The intersection of the PLS and PPAD classes itself forms a class of problems known as PLS int PPAD. It contains many natural problems relevant to complexity researchers. However, until now, researchers were unable to find a natural problem that’s complete for PLS int PPAD—meaning that it is an example of the hardest possible problems that fall within the class.
Prior to this paper, the only known PLS int PPAD-complete problem was a rather artificial construction—a problem sometimes called “Either-Solution.” This problem glued together with a complete problem from PLS and a complete problem from PPAD, forming something a researcher would be unlikely to encounter outside this context.
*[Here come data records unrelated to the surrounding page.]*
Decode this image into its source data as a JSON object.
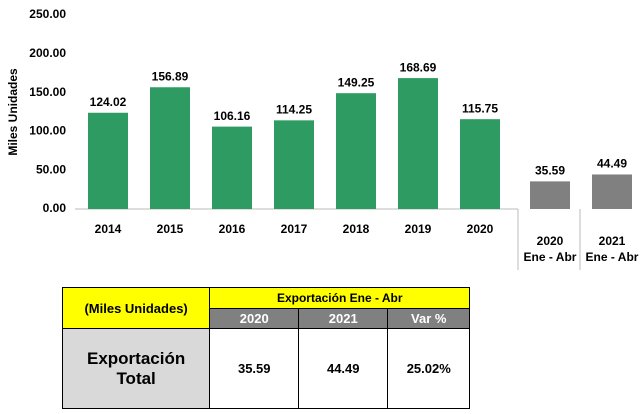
{
  "chart_data": {
    "type": "bar",
    "y_label": "Miles Unidades",
    "categories": [
      "2014",
      "2015",
      "2016",
      "2017",
      "2018",
      "2019",
      "2020",
      "2020",
      "2021"
    ],
    "period_label": "Ene - Abr",
    "values": [
      124.02,
      156.89,
      106.16,
      114.25,
      149.25,
      168.69,
      115.75,
      35.59,
      44.49
    ],
    "colors": [
      "#2e9b63",
      "#2e9b63",
      "#2e9b63",
      "#2e9b63",
      "#2e9b63",
      "#2e9b63",
      "#2e9b63",
      "#808080",
      "#808080"
    ],
    "ylim": [
      0,
      250
    ],
    "yticks": [
      {
        "value": 0,
        "label": "0.00"
      },
      {
        "value": 50,
        "label": "50.00"
      },
      {
        "value": 100,
        "label": "100.00"
      },
      {
        "value": 150,
        "label": "150.00"
      },
      {
        "value": 200,
        "label": "200.00"
      },
      {
        "value": 250,
        "label": "250.00"
      }
    ],
    "grid": false
  },
  "table": {
    "unit": "(Miles Unidades)",
    "group_header": "Exportación Ene - Abr",
    "columns": [
      "2020",
      "2021",
      "Var %"
    ],
    "row_label": "Exportación Total",
    "row": [
      "35.59",
      "44.49",
      "25.02%"
    ]
  }
}
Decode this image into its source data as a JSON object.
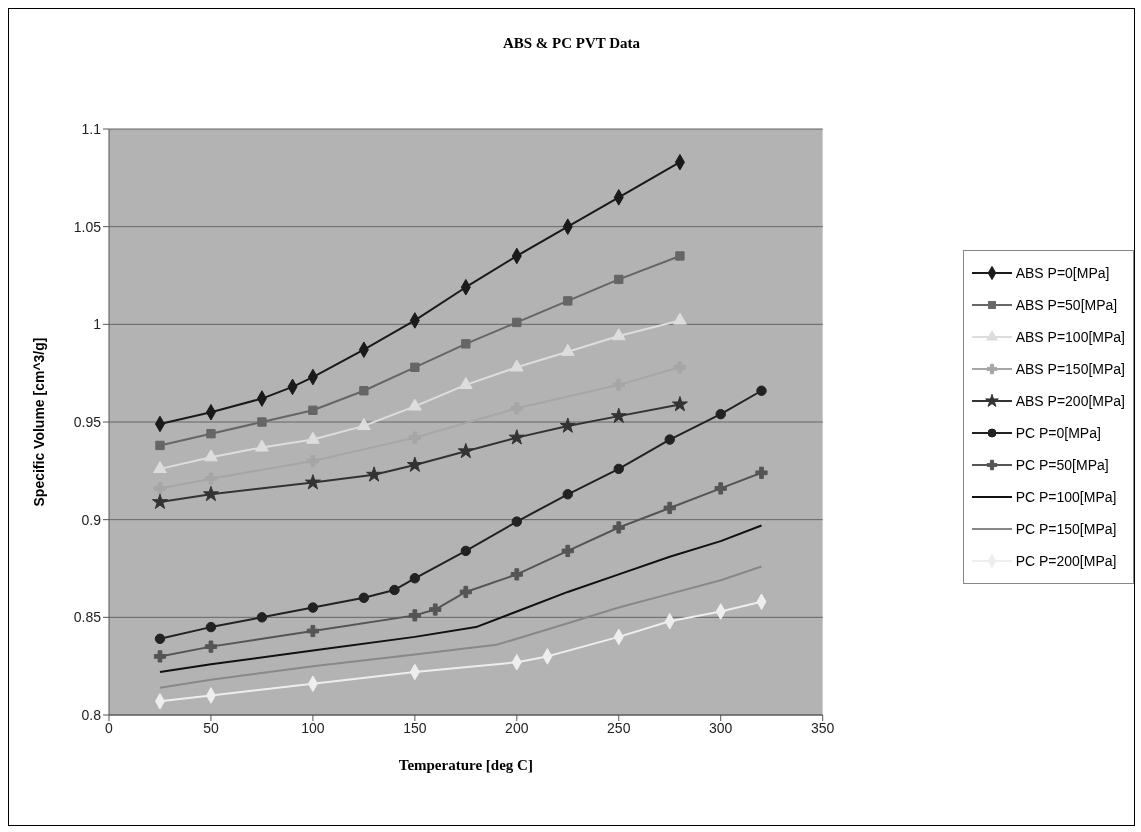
{
  "chart_data": {
    "type": "line",
    "title": "ABS & PC PVT Data",
    "xlabel": "Temperature [deg C]",
    "ylabel": "Specific Volume [cm^3/g]",
    "xlim": [
      0,
      350
    ],
    "xticks": [
      0,
      50,
      100,
      150,
      200,
      250,
      300,
      350
    ],
    "ylim": [
      0.8,
      1.1
    ],
    "yticks": [
      0.8,
      0.85,
      0.9,
      0.95,
      1,
      1.05,
      1.1
    ],
    "grid": "y",
    "legend": "right",
    "series": [
      {
        "name": "ABS P=0[MPa]",
        "color": "#1a1a1a",
        "marker": "diamond",
        "x": [
          25,
          50,
          75,
          90,
          100,
          125,
          150,
          175,
          200,
          225,
          250,
          280
        ],
        "values": [
          0.949,
          0.955,
          0.962,
          0.968,
          0.973,
          0.987,
          1.002,
          1.019,
          1.035,
          1.05,
          1.065,
          1.083
        ]
      },
      {
        "name": "ABS P=50[MPa]",
        "color": "#666666",
        "marker": "square",
        "x": [
          25,
          50,
          75,
          100,
          125,
          150,
          175,
          200,
          225,
          250,
          280
        ],
        "values": [
          0.938,
          0.944,
          0.95,
          0.956,
          0.966,
          0.978,
          0.99,
          1.001,
          1.012,
          1.023,
          1.035
        ]
      },
      {
        "name": "ABS P=100[MPa]",
        "color": "#dddddd",
        "marker": "triangle",
        "x": [
          25,
          50,
          75,
          100,
          125,
          150,
          175,
          200,
          225,
          250,
          280
        ],
        "values": [
          0.926,
          0.932,
          0.937,
          0.941,
          0.948,
          0.958,
          0.969,
          0.978,
          0.986,
          0.994,
          1.002
        ]
      },
      {
        "name": "ABS P=150[MPa]",
        "color": "#a6a6a6",
        "marker": "cross",
        "x": [
          25,
          50,
          100,
          150,
          200,
          250,
          280
        ],
        "values": [
          0.916,
          0.921,
          0.93,
          0.942,
          0.957,
          0.969,
          0.978
        ]
      },
      {
        "name": "ABS P=200[MPa]",
        "color": "#333333",
        "marker": "star",
        "x": [
          25,
          50,
          100,
          130,
          150,
          175,
          200,
          225,
          250,
          280
        ],
        "values": [
          0.909,
          0.913,
          0.919,
          0.923,
          0.928,
          0.935,
          0.942,
          0.948,
          0.953,
          0.959
        ]
      },
      {
        "name": "PC P=0[MPa]",
        "color": "#222222",
        "marker": "circle",
        "x": [
          25,
          50,
          75,
          100,
          125,
          140,
          150,
          175,
          200,
          225,
          250,
          275,
          300,
          320
        ],
        "values": [
          0.839,
          0.845,
          0.85,
          0.855,
          0.86,
          0.864,
          0.87,
          0.884,
          0.899,
          0.913,
          0.926,
          0.941,
          0.954,
          0.966
        ]
      },
      {
        "name": "PC P=50[MPa]",
        "color": "#555555",
        "marker": "cross",
        "x": [
          25,
          50,
          100,
          150,
          160,
          175,
          200,
          225,
          250,
          275,
          300,
          320
        ],
        "values": [
          0.83,
          0.835,
          0.843,
          0.851,
          0.854,
          0.863,
          0.872,
          0.884,
          0.896,
          0.906,
          0.916,
          0.924
        ]
      },
      {
        "name": "PC P=100[MPa]",
        "color": "#111111",
        "marker": "none",
        "x": [
          25,
          50,
          100,
          150,
          180,
          200,
          225,
          250,
          275,
          300,
          320
        ],
        "values": [
          0.822,
          0.826,
          0.833,
          0.84,
          0.845,
          0.853,
          0.863,
          0.872,
          0.881,
          0.889,
          0.897
        ]
      },
      {
        "name": "PC P=150[MPa]",
        "color": "#888888",
        "marker": "none",
        "x": [
          25,
          50,
          100,
          150,
          190,
          200,
          225,
          250,
          275,
          300,
          320
        ],
        "values": [
          0.814,
          0.818,
          0.825,
          0.831,
          0.836,
          0.839,
          0.847,
          0.855,
          0.862,
          0.869,
          0.876
        ]
      },
      {
        "name": "PC P=200[MPa]",
        "color": "#eeeeee",
        "marker": "diamond",
        "x": [
          25,
          50,
          100,
          150,
          200,
          215,
          250,
          275,
          300,
          320
        ],
        "values": [
          0.807,
          0.81,
          0.816,
          0.822,
          0.827,
          0.83,
          0.84,
          0.848,
          0.853,
          0.858
        ]
      }
    ]
  }
}
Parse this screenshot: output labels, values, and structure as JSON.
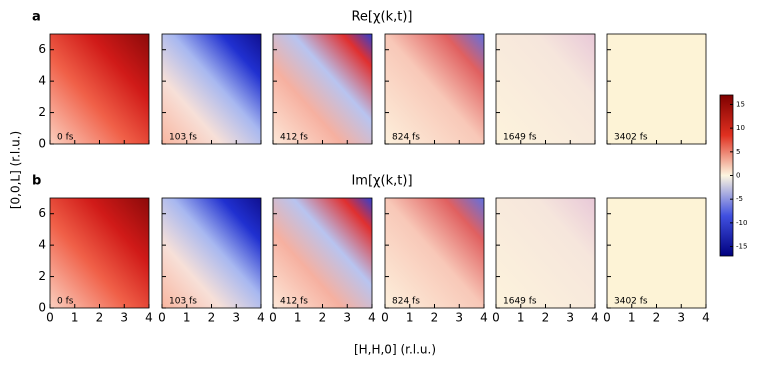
{
  "figure": {
    "xlabel": "[H,H,0] (r.l.u.)",
    "ylabel": "[0,0,L] (r.l.u.)",
    "xlim": [
      0,
      4
    ],
    "xticks": [
      0,
      1,
      2,
      3,
      4
    ],
    "ylim": [
      0,
      7
    ],
    "yticks": [
      0,
      2,
      4,
      6
    ],
    "times": [
      "0 fs",
      "103 fs",
      "412 fs",
      "824 fs",
      "1649 fs",
      "3402 fs"
    ],
    "rows": [
      {
        "letter": "a",
        "title": "Re[χ(k,t)]"
      },
      {
        "letter": "b",
        "title": "Im[χ(k,t)]"
      }
    ],
    "colorbar": {
      "lim": [
        -17,
        17
      ],
      "ticks": [
        15,
        10,
        5,
        0,
        -5,
        -10,
        -15
      ]
    }
  }
}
In the new paper, the researchers proved that gradient descent is as hard as Either-Solution, making gradient descent itself PLS int PPAD-complete. None of this means that gradient descent will always struggle. In fact, it’s just as fast and effective as ever for most uses. Goldberg also said:
“There’s a slightly humorous stereotype about computational complexity that says what we often end up doing is taking a problem that is solved a lot of the time in practice and proving that it’s actually very difficult.”
But the result does mean applied researchers shouldn’t expect gradient descent to provide precise solutions for some problems where precision is important.
The question of precision speaks to the central concern of computational complexity—the evaluation of resource requirements. There is a fundamental link between precision and speed in many complex questions. For an algorithm to be considered efficient, you must be able to increase the precision of a solution without paying a correspondingly high price in the amount of time it takes to find that solution. The net result means that for applications that require very precise solutions, gradient descent might not be a workable approach.
For example, gradient descent is often used in machine learning in ways that don’t require extreme precision. But a machine learning researcher might want to double the precision of an experiment. In that case, the new result implies that they might have to quadruple the running time of their gradient descent algorithm. That’s not ideal, but it is not a deal-breaker.
But for other applications, like in numerical analysis, researchers might need to square their precision. To achieve such an improvement, they might have to square the running time of gradient descent, making the calculation completely intractable. They must, and in practice do compromise somewhere. They either accept a less precise solution, limit themselves to slightly easier problems, or find a way to manage an unwieldy runtime.
But this is not to say a fast algorithm for gradient descent doesn’t exist. It might. But the result does mean that any such algorithm would immediately imply the existence of fast algorithms for all other problems in PLS int PPAD—a much higher bar than merely finding a fast algorithm for gradient descent itself.